Aynı benim gibi, can dostları gibi empati kuracaklar köşedeki, tüyleri dökülmüş, kulağında bir plastik küpe, kuyruğu apış arasındaki kızıl köpekle, bahçesindeki küçük tekir kediyle. Gece yataklarına yattıklarında, “dışarıda soğuktaki canlar ne yapar, nerelere sığınır” diye huzurları kaçacak aynen benim gibi, can dostlarının olduğu gibi.”
***
Yılın ilk günü kaleme aldığım bu yazım yarım kalmış. Tam da burada kesilmiş kalmış. Devam edemedim işte. Çünkü yine canlarla ilgili, vicdanlara, akla mantığa sığmayan olumsuzluklar yaşandı. Görüntülerle, yazılarla ulaştı bizlere. Malum, şu Gaziantep’te yaşanan pitbull saldırısı ardından Cumhurbaşkanının açıklaması, ardından ilgili bakanlığın çıkardığı genelge, bunu aportta bekleyen bazı yerel yönetimlerin, çok sayıda sahipsiz canı, en ilkel yöntemlerle toplayıp meçhule göndermeleri. Yeni yıla ait umutlarım karalar bağladı, kolum kanadım kırıldı. İşte o nedenle yarım kaldı yazım..
Can severler beni iyi anlarlar. Olumlu düşünüp olumluyu çağırmak. Hani bu tarzda söylemler sıkça çıkar ya karşımıza. Ben de çoğunlukla öyle yapmaya gayret ederim. Pozitif olmaya, kötüye dur, iyiye geç demeye çabalarım habire.
Ama sonrasında bir de bakarım ki tam bir hayal kırıklığı. Bu sefer de kendimi gerçeklerden uzaklaşmış, ütopyacı bir sıfatta görürüm. Hayvancıklar adına hayalci olmayla, onlara haksızlık etmiş olmayla suçlar bulurum kendimi.
Bu iç devinimlerim yıl boyunca sürer gider. Onlar adına yapmak istediklerim, hayata geçirmek istediklerim öylesine güzellikler, yapılabilirlikler varken elimin kolumun bağlanışı, boynumun bükük kalışı, bürokrasi engelini dağ gibi karşımda görmelerim beni kaygılar denizinde boğar.
Ara sıra ufak zafer pırıltıları yanıp sönmese, bir “oh be!” diye nefes alışlarım da olmasa ne yapardım ben diye düşünmeden edemem.

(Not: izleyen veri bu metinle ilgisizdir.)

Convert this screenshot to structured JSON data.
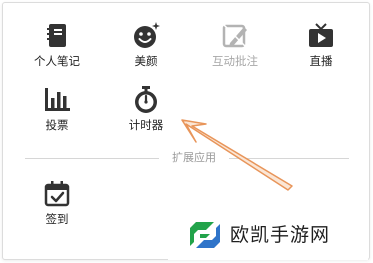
{
  "apps": {
    "notebook_label": "个人笔记",
    "beauty_label": "美颜",
    "interactive_annotation_label": "互动批注",
    "live_label": "直播",
    "vote_label": "投票",
    "timer_label": "计时器",
    "sign_in_label": "签到"
  },
  "section": {
    "extensions_label": "扩展应用"
  },
  "watermark": {
    "text": "欧凯手游网"
  },
  "icons": {
    "notebook": "notebook-icon",
    "beauty": "smiley-sparkle-icon",
    "annotation": "pen-board-icon",
    "live": "tv-play-icon",
    "vote": "bar-chart-icon",
    "timer": "stopwatch-icon",
    "sign_in": "calendar-check-icon",
    "arrow": "annotation-arrow"
  },
  "colors": {
    "icon": "#333333",
    "disabled_icon": "#b3b3b3",
    "arrow": "#e8955a",
    "logo_green": "#22a34a",
    "logo_blue": "#2f74c9"
  }
}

Evet, yarım kalmış bir yeni yıl yazısından hareketle nerelere geldim bakın. Belki elle tutulur, gözle fark edilir somut bir şeyler sunamadım sizlere ama inanıyorum ki pek çoklarınızın iç seslerini dillendirmişimdir, başlarınızı sallayıp “Aaa..evet ben de böyle düşünüyor, böyle hissediyor, bire bir bunları yaşıyorum” dedirtmişimdir. Hiç olmazsa bu işe yaramıştır bu köşe yazım.